La diatermia es la terapia que se basa en la utilización de corriente eléctrica para la estimulación de los tejidos en partes profundas del cuerpo que de otra manera no es posible activar.

Con esta técnica de corriente de alta frecuencia podemos tratar con mucha eficacia ciertos tipos de lesiones como contracturas, esguinces y roturas fibrilares, siendo una de las que más se utiliza actualmente en la fisioterapia.

Las dos modalidades de la diatermia y sus efectos

Cuando hacemos mención de esta técnica debemos distinguir dos formas en que se aplica:

  • Capacitiva: es la que aplicamos en los tejidos superficiales y básicamente para la recuperación de los músculos.
  • Resistiva: es la que empleamos para el tratamiento de huesos, ligamentos y tendones.

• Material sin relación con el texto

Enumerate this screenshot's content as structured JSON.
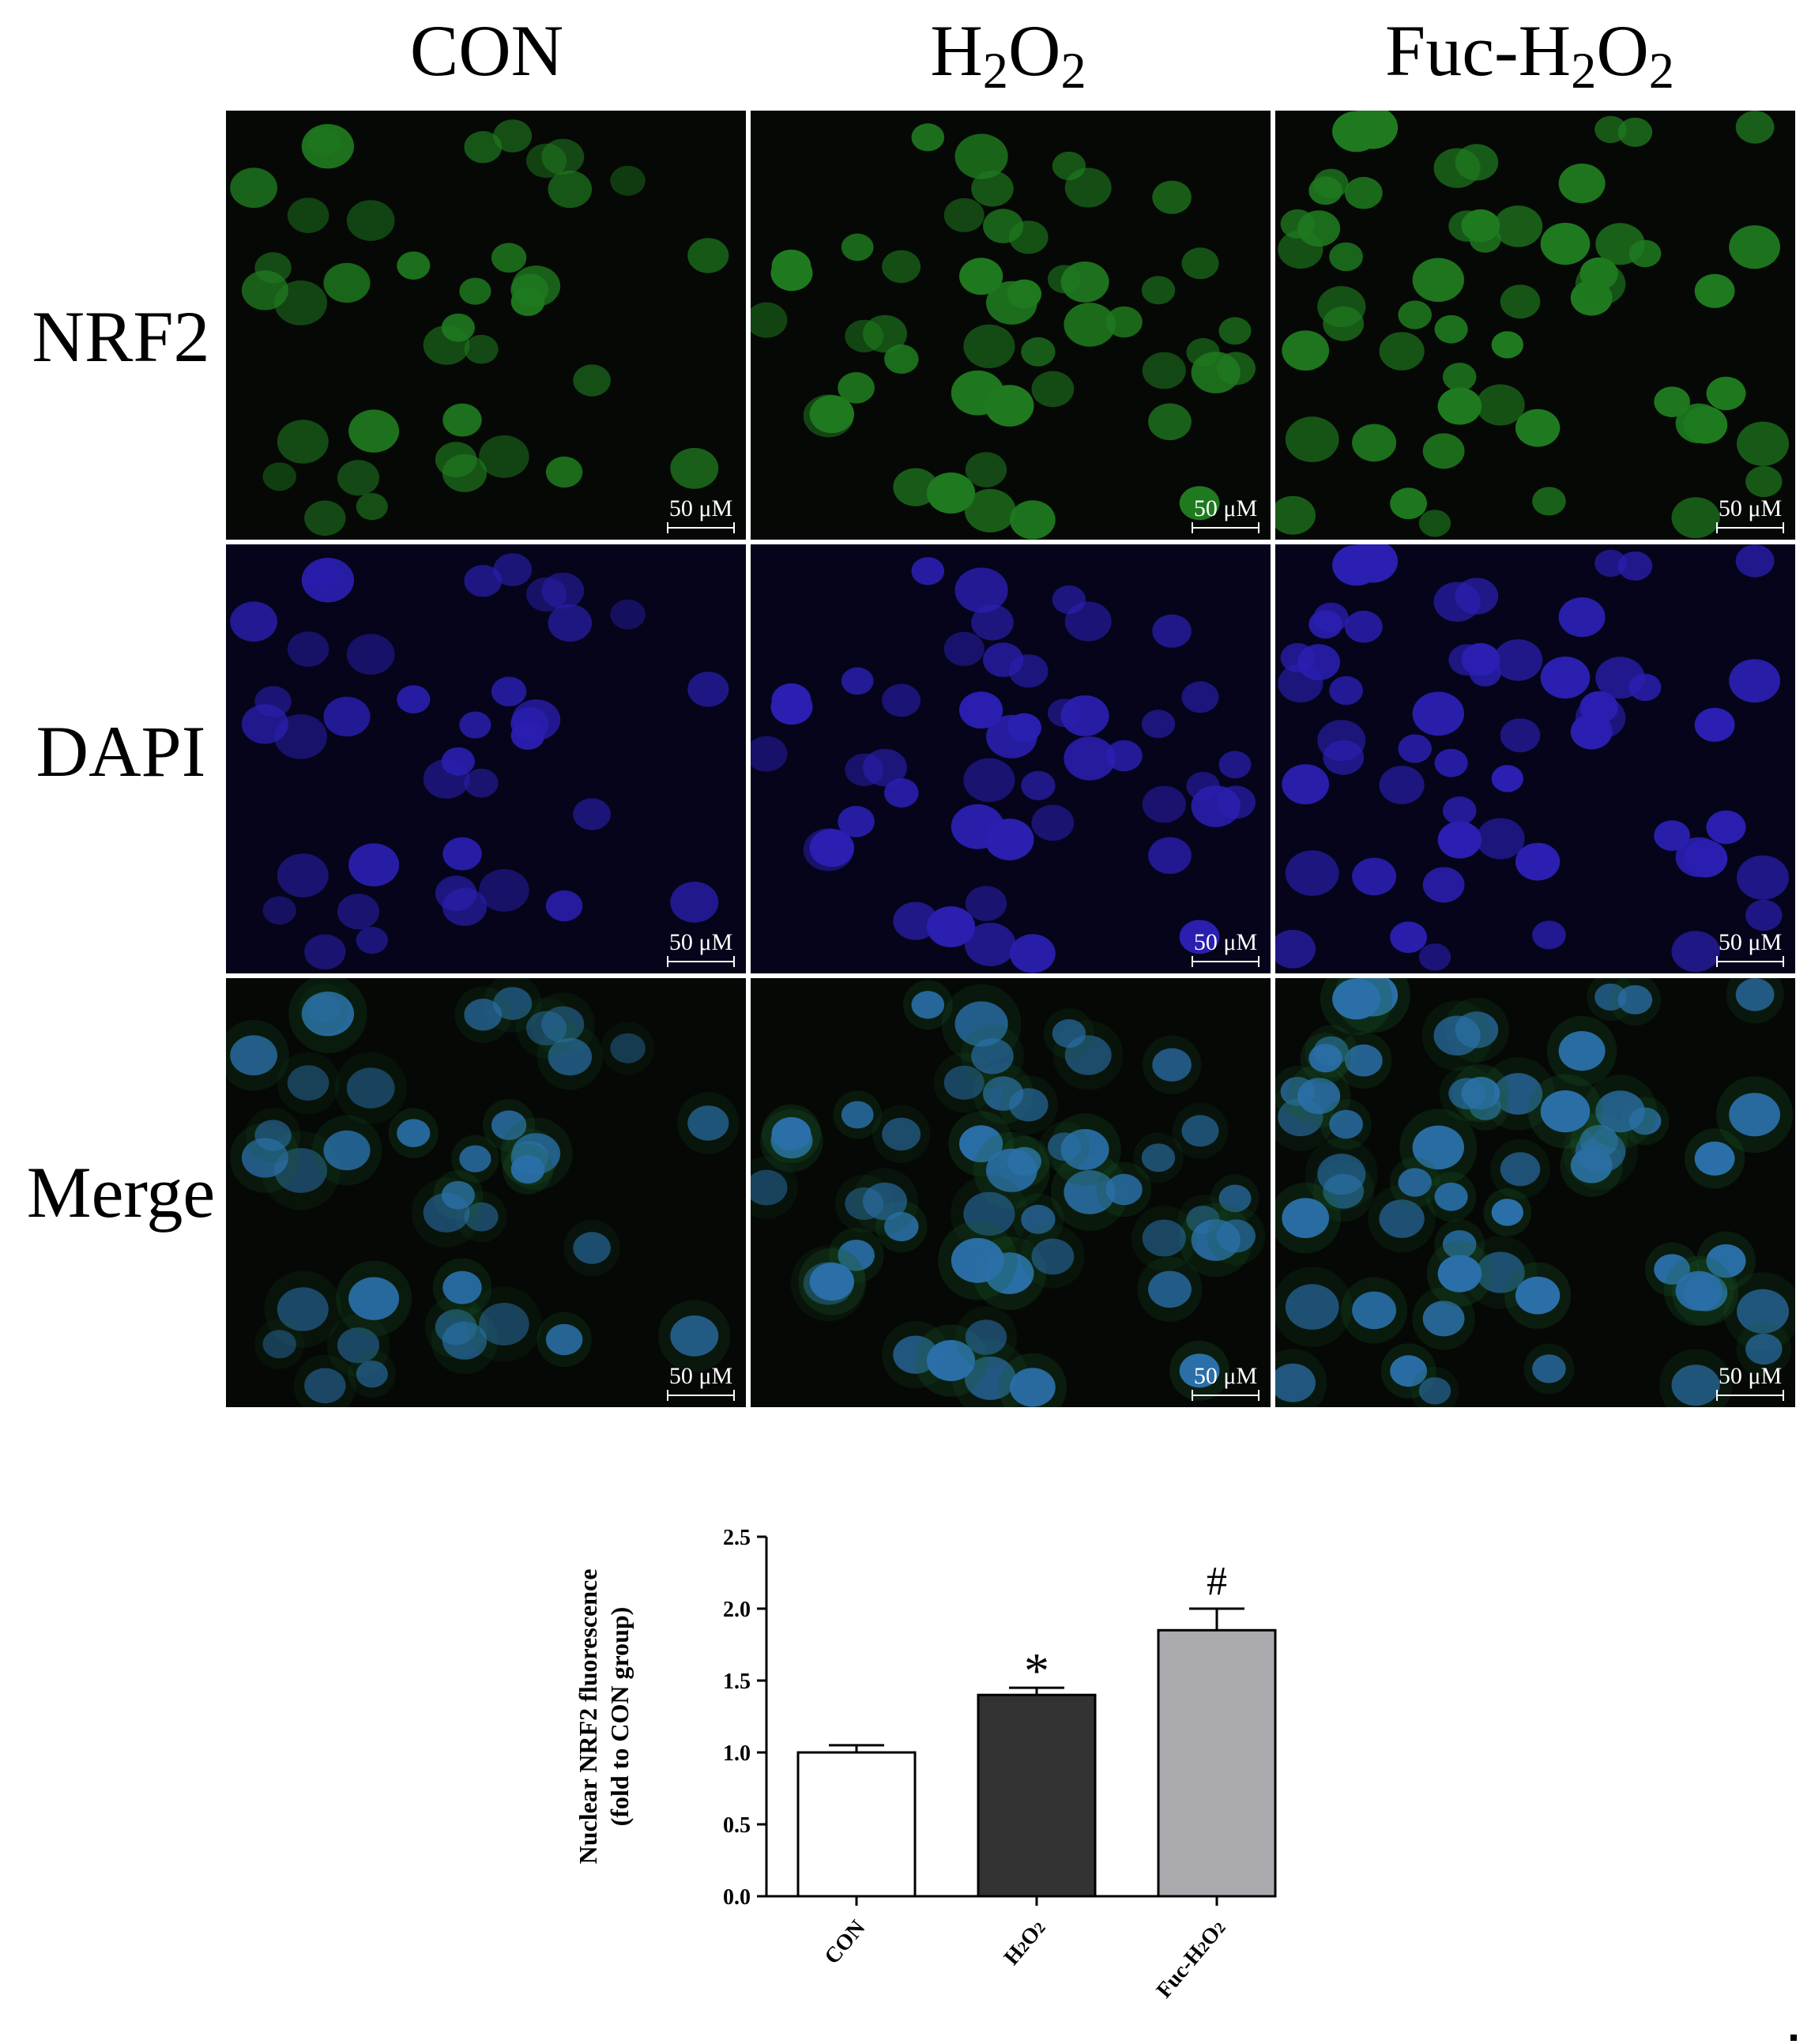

Vale decir aquellas partes del cuerpo con menor capacidad hídrica que los músculos.

Al llevar a los tejidos impulsos eléctricos de alta frecuencia provocamos diversos efectos:

  • Elevación de la temperatura en los tejidos, incluso en niveles donde no es posible lograrlo con otras terapias.
  • Se consigue elevar el umbral del dolor como consecuencia del aumento de la temperatura.
  • Al producir vasodilatación se incrementa el flujo sanguíneo en la zona tratada y por tanto en casos de edemas se hace más fácil el drenaje.
  • Por la misma vasodilatación es efectiva para reducir las inflamaciones.

Esos efectos la hacen de mucha utilidad y con muy buenos resultados en una gran variedad de patologías.

Una terapia para varios tipos de patologías

La diatermia es aplicable con demostrada efectividad en el campo reumático, deportivo, traumatológico y otros más. Y como toda terapia, debe ser aplicada por un especialista como el fisioterapeuta, puesto que en muchos casos debe ir acompañada de otras técnicas que se consideren oportunas.

La versatilidad de la diatermia la hace muy indicada en:

  • Dolores lumbares, dorsales y cervicales.
  • Síndromes de dolor como ciática, neuritis y neuralgia.
  • Alteraciones de los músculos como esguinces, contracturas y roturas fibrilares, entre otras.
  • En los casos de artritis y artrosis.
  • Ciertas patologías de tipo reumático.
  • Drenajes venosos y linfáticos dados sus efectos en la circulación.

Indolora y en pocos minutos

Esta terapia tiene la gran ventaja de que es totalmente indolora y no está contraindicada, a excepción de algunos casos muy específicos. La persona tratada con esta técnica siente un cierto calor nada molesto en la zona tratada, pero es ese calor el que indica que está actuando sobre el metabolismo y acelerando la recuperación.

Las sesiones de su aplicación oscilan entre los 15 y 30 minutos, y el número de sesiones durará de acuerdo con el criterio del especialista y la recuperación del paciente.